Synthetic Route Development for the Laboratory Preparation of Eupalinilide E.

Following the discovery that the guaianolide natural product eupalinilide E promotes the expansion of hematopoietic stem and progenitor cells; the development of a synthetic route to provide laboratory access to the natural product became a priority. Exploration of multiple synthetic routes yielded an approach that has permitted a scalable synthesis of the natural product. Two routes that failed to access eupalinilide E were triaged either as a result of providing an incorrect diastereomer or due to lack of synthetic efficiency. The successful strategy relied on late-stage allylic oxidations at two separate positions of the molecule, which significantly increased the breadth of reactions that could be used to this point. Subsequent to C-H bond oxidation, adaptations of existing chemical transformations were required to permit chemoselective reduction and oxidation reactions. These transformations included a modified Luche reduction and a selective homoallylic alcohol epoxidation.

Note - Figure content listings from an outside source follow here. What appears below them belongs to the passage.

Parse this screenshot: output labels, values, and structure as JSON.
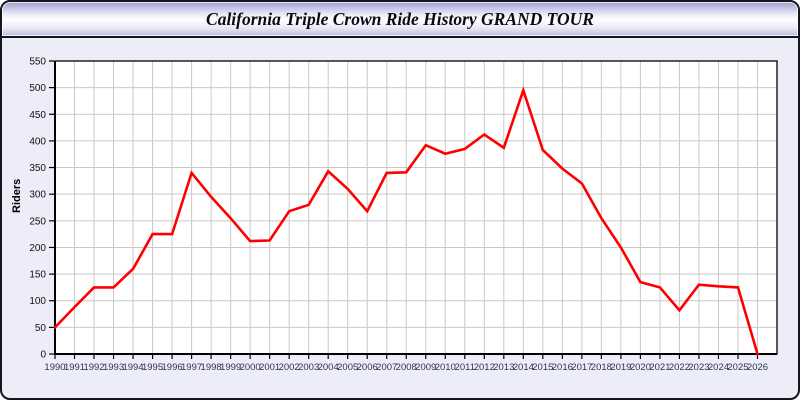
{
  "window": {
    "title": "California Triple Crown Ride History GRAND TOUR"
  },
  "colors": {
    "panel_bg": "#ededfa",
    "window_border": "#15151c",
    "plot_bg": "#ffffff",
    "grid": "#c9c9c9",
    "axis": "#000000",
    "tick_label": "#32324e",
    "line": "#ff0000"
  },
  "chart_data": {
    "type": "line",
    "title": "California Triple Crown Ride History GRAND TOUR",
    "xlabel": "",
    "ylabel": "Riders",
    "xlim": [
      1990,
      2027
    ],
    "ylim": [
      0,
      550
    ],
    "ytick_step": 50,
    "yticks": [
      0,
      50,
      100,
      150,
      200,
      250,
      300,
      350,
      400,
      450,
      500,
      550
    ],
    "x": [
      1990,
      1991,
      1992,
      1993,
      1994,
      1995,
      1996,
      1997,
      1998,
      1999,
      2000,
      2001,
      2002,
      2003,
      2004,
      2005,
      2006,
      2007,
      2008,
      2009,
      2010,
      2011,
      2012,
      2013,
      2014,
      2015,
      2016,
      2017,
      2018,
      2019,
      2020,
      2021,
      2022,
      2023,
      2024,
      2025,
      2026
    ],
    "series": [
      {
        "name": "Riders",
        "color": "#ff0000",
        "values": [
          50,
          88,
          125,
          125,
          160,
          225,
          225,
          340,
          295,
          255,
          212,
          213,
          268,
          280,
          343,
          310,
          268,
          340,
          341,
          392,
          376,
          385,
          412,
          387,
          495,
          383,
          348,
          320,
          255,
          200,
          135,
          125,
          82,
          130,
          127,
          125,
          0
        ]
      }
    ],
    "grid": true,
    "legend": "none"
  }
}
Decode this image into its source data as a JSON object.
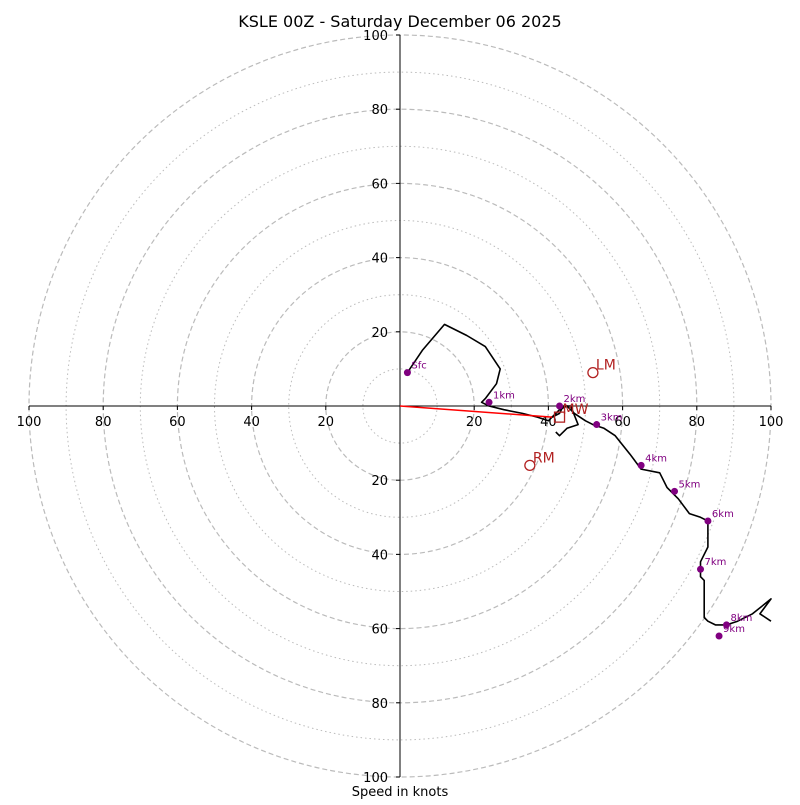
{
  "chart_data": {
    "type": "hodograph",
    "title": "KSLE 00Z - Saturday December 06 2025",
    "xlabel": "Speed in knots",
    "axis_range": [
      -100,
      100
    ],
    "ring_major": [
      20,
      40,
      60,
      80,
      100
    ],
    "ring_minor": [
      10,
      30,
      50,
      70,
      90
    ],
    "x_ticks": [
      {
        "v": -100,
        "label": "100"
      },
      {
        "v": -80,
        "label": "80"
      },
      {
        "v": -60,
        "label": "60"
      },
      {
        "v": -40,
        "label": "40"
      },
      {
        "v": -20,
        "label": "20"
      },
      {
        "v": 20,
        "label": "20"
      },
      {
        "v": 40,
        "label": "40"
      },
      {
        "v": 60,
        "label": "60"
      },
      {
        "v": 80,
        "label": "80"
      },
      {
        "v": 100,
        "label": "100"
      }
    ],
    "y_ticks": [
      {
        "v": 100,
        "label": "100"
      },
      {
        "v": 80,
        "label": "80"
      },
      {
        "v": 60,
        "label": "60"
      },
      {
        "v": 40,
        "label": "40"
      },
      {
        "v": 20,
        "label": "20"
      },
      {
        "v": -20,
        "label": "20"
      },
      {
        "v": -40,
        "label": "40"
      },
      {
        "v": -60,
        "label": "60"
      },
      {
        "v": -80,
        "label": "80"
      },
      {
        "v": -100,
        "label": "100"
      }
    ],
    "profile": {
      "color": "#000000",
      "u": [
        2,
        6,
        12,
        18,
        23,
        27,
        26,
        23,
        22,
        24,
        28,
        33,
        37,
        40,
        41,
        43,
        45,
        47,
        50,
        52,
        55,
        58,
        62,
        65,
        70,
        72,
        75,
        78,
        81,
        83,
        83,
        83,
        81,
        81,
        82,
        82,
        82,
        83,
        85,
        88,
        91,
        95,
        100,
        97,
        100
      ],
      "v": [
        9,
        15,
        22,
        19,
        16,
        10,
        6,
        2,
        1,
        0,
        -1,
        -2,
        -3,
        -4,
        -3,
        -1,
        0,
        -2,
        -4,
        -5,
        -6,
        -8,
        -13,
        -17,
        -18,
        -22,
        -25,
        -29,
        -30,
        -31,
        -34,
        -38,
        -42,
        -46,
        -47,
        -52,
        -57,
        -58,
        -59,
        -59,
        -58,
        -56,
        -52,
        -56,
        -58
      ]
    },
    "segment2": {
      "u": [
        41,
        43,
        44,
        46,
        48,
        45,
        43,
        42
      ],
      "v": [
        -3,
        -2,
        0,
        0,
        -5,
        -6,
        -8,
        -7
      ]
    },
    "shear_vector": {
      "color": "#ff0000",
      "from": [
        0,
        0
      ],
      "to": [
        41,
        -3
      ]
    },
    "levels": [
      {
        "label": "Sfc",
        "u": 2,
        "v": 9
      },
      {
        "label": "1km",
        "u": 24,
        "v": 1
      },
      {
        "label": "2km",
        "u": 43,
        "v": 0
      },
      {
        "label": "3km",
        "u": 53,
        "v": -5
      },
      {
        "label": "4km",
        "u": 65,
        "v": -16
      },
      {
        "label": "5km",
        "u": 74,
        "v": -23
      },
      {
        "label": "6km",
        "u": 83,
        "v": -31
      },
      {
        "label": "7km",
        "u": 81,
        "v": -44
      },
      {
        "label": "8km",
        "u": 88,
        "v": -59
      },
      {
        "label": "9km",
        "u": 86,
        "v": -62
      }
    ],
    "storm_motions": [
      {
        "label": "LM",
        "u": 52,
        "v": 9,
        "marker": "circle"
      },
      {
        "label": "RM",
        "u": 35,
        "v": -16,
        "marker": "circle"
      },
      {
        "label": "MW",
        "u": 43,
        "v": -3,
        "marker": "square"
      }
    ],
    "colors": {
      "grid": "#bbbbbb",
      "level_marker": "#800080",
      "storm_motion": "#b22222"
    }
  }
}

Synthesis of Eupalinilide E, a Promoter of Human Hematopoietic Stem and Progenitor Cell Expansion.

Improving the ex vivo and in vivo production of hematopoietic stem and progenitor cells (HSPCs) has the potential to address the short supply of these cells that are used in the treatment of various blood diseases and disorders. Eupalinilide E promotes the expansion of human HSPCs and inhibits subsequent differentiation, leading to increased numbers of clinically useful cells. This natural product represents an important tool to uncover new methods to drive expansion while inhibiting differentiation. However, in the process of examining these effects, which occur through a novel mechanism, the natural product was consumed, which limited additional investigation. To provide renewed and improved access to eupalinilide E, a laboratory synthesis has been developed and is reported herein. The synthetic route can access >400 mg in a single batch, employing reactions conducted on useful scales in a single vessel. Key transformations enabling the approach include a diastereoselective borylative enyne cyclization and a late-stage double allylic C-H oxidation as well as adapted Luche reduction and aluminum-mediated epoxidation reactions to maximize the synthetic efficiency. Retesting of the synthetic eupalinilide E confirmed the compound's ability to expand HSPCs and inhibit differentiation.